I would like to pull 30K rows at random from our data store to create one data set, then 30K more rows for a second data set that doesn't overlap any ids with the first.
My idea for how to make it would would be to somehow reference the id columns pulled in the first subquery when drawing a second subquery, then return their union:
SELECT * FROM (
SELECT id_col, A, B, C, 'group1' as label
FROM my_db
LIMIT 30000
) as t1
UNION ALL
(
SELECT id_col, A, B, C, 'group2' as label
FROM my_db
WHERE id_col NOT IN t1.id_col
LIMIT 30000
) as t2
But this does not work as I get "syntax error at or near t1" .
Updated: add label to column to show how a union would have created a tall format for the two groups.

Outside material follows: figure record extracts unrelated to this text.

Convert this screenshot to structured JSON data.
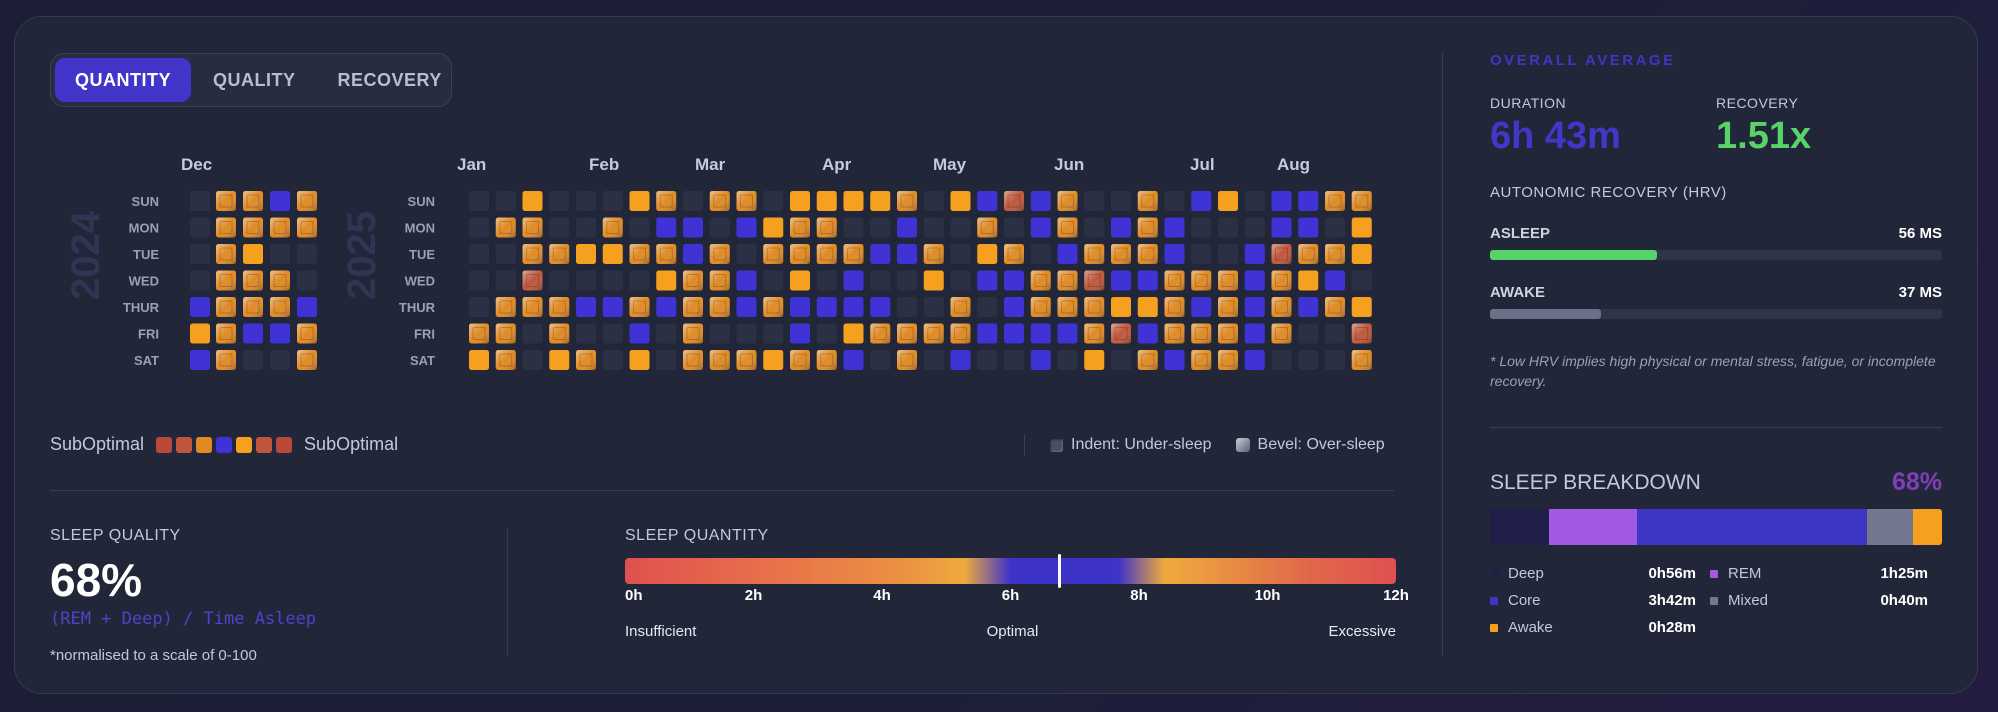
{
  "tabs": [
    {
      "label": "QUANTITY",
      "active": true
    },
    {
      "label": "QUALITY",
      "active": false
    },
    {
      "label": "RECOVERY",
      "active": false
    }
  ],
  "heatmap": {
    "years": [
      "2024",
      "2025"
    ],
    "days": [
      "SUN",
      "MON",
      "TUE",
      "WED",
      "THUR",
      "FRI",
      "SAT"
    ],
    "months": [
      "Dec",
      "Jan",
      "Feb",
      "Mar",
      "Apr",
      "May",
      "Jun",
      "Jul",
      "Aug"
    ],
    "colors": {
      "e": "#2c3044",
      "b": "#3f33d6",
      "o": "#f5a11f",
      "d": "#e08a24",
      "r": "#b94a3a",
      "c": "#c0573c"
    }
  },
  "legend": {
    "left_label": "SubOptimal",
    "right_label": "SubOptimal",
    "swatches": [
      "#b94a3a",
      "#c0573c",
      "#e08a24",
      "#3f33d6",
      "#f5a11f",
      "#c0573c",
      "#b94a3a"
    ],
    "indent_label": "Indent: Under-sleep",
    "bevel_label": "Bevel: Over-sleep"
  },
  "sleep_quality": {
    "caption": "SLEEP QUALITY",
    "value": "68%",
    "formula": "(REM + Deep) / Time Asleep",
    "note": "*normalised to a scale of 0-100"
  },
  "sleep_quantity": {
    "caption": "SLEEP QUANTITY",
    "ticks": [
      "0h",
      "2h",
      "4h",
      "6h",
      "8h",
      "10h",
      "12h"
    ],
    "marker_hours": 6.75,
    "zones": [
      "Insufficient",
      "Optimal",
      "Excessive"
    ]
  },
  "overall": {
    "title": "OVERALL AVERAGE",
    "duration_label": "DURATION",
    "duration_value": "6h 43m",
    "recovery_label": "RECOVERY",
    "recovery_value": "1.51x",
    "duration_color": "#4137c8",
    "recovery_color": "#57d36a"
  },
  "hrv": {
    "title": "AUTONOMIC RECOVERY (HRV)",
    "asleep_label": "ASLEEP",
    "asleep_value": "56 MS",
    "asleep_fraction": 0.37,
    "awake_label": "AWAKE",
    "awake_value": "37 MS",
    "awake_fraction": 0.245,
    "note": "* Low HRV implies high physical or mental stress, fatigue, or incomplete recovery."
  },
  "breakdown": {
    "title": "SLEEP BREAKDOWN",
    "percent": "68%",
    "segments": [
      {
        "name": "Deep",
        "fraction": 0.13,
        "color": "#1f1f4a"
      },
      {
        "name": "REM",
        "fraction": 0.195,
        "color": "#a25ae6"
      },
      {
        "name": "Core",
        "fraction": 0.51,
        "color": "#3e36c4"
      },
      {
        "name": "Mixed",
        "fraction": 0.1,
        "color": "#72798f"
      },
      {
        "name": "Awake",
        "fraction": 0.065,
        "color": "#f5a11f"
      }
    ],
    "items": [
      {
        "name": "Deep",
        "value": "0h56m",
        "color": "#1f1f4a"
      },
      {
        "name": "REM",
        "value": "1h25m",
        "color": "#a25ae6"
      },
      {
        "name": "Core",
        "value": "3h42m",
        "color": "#3e36c4"
      },
      {
        "name": "Mixed",
        "value": "0h40m",
        "color": "#72798f"
      },
      {
        "name": "Awake",
        "value": "0h28m",
        "color": "#f5a11f"
      }
    ]
  }
}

CodePudding user response:
As klin pointed out in the comments, you would need to use a Common Table Expression (CTE) in order to achieve your desired result:
WITH t1 AS (
SELECT id_col, A, B, C, 'group1' AS label
FROM my_db
LIMIT 30000
), t2 AS (
SELECT id_col, A, B, C, 'group2' AS label
FROM my_db
WHERE id_col NOT IN (SELECT id_col FROM t1)
LIMIT 30000
)
SELECT id_col, A, B, C, label
FROM t1
UNION
SELECT id_col, A, B, C, label
FROM t2
You also would not need to do a UNION ALL, a UNION should suffice.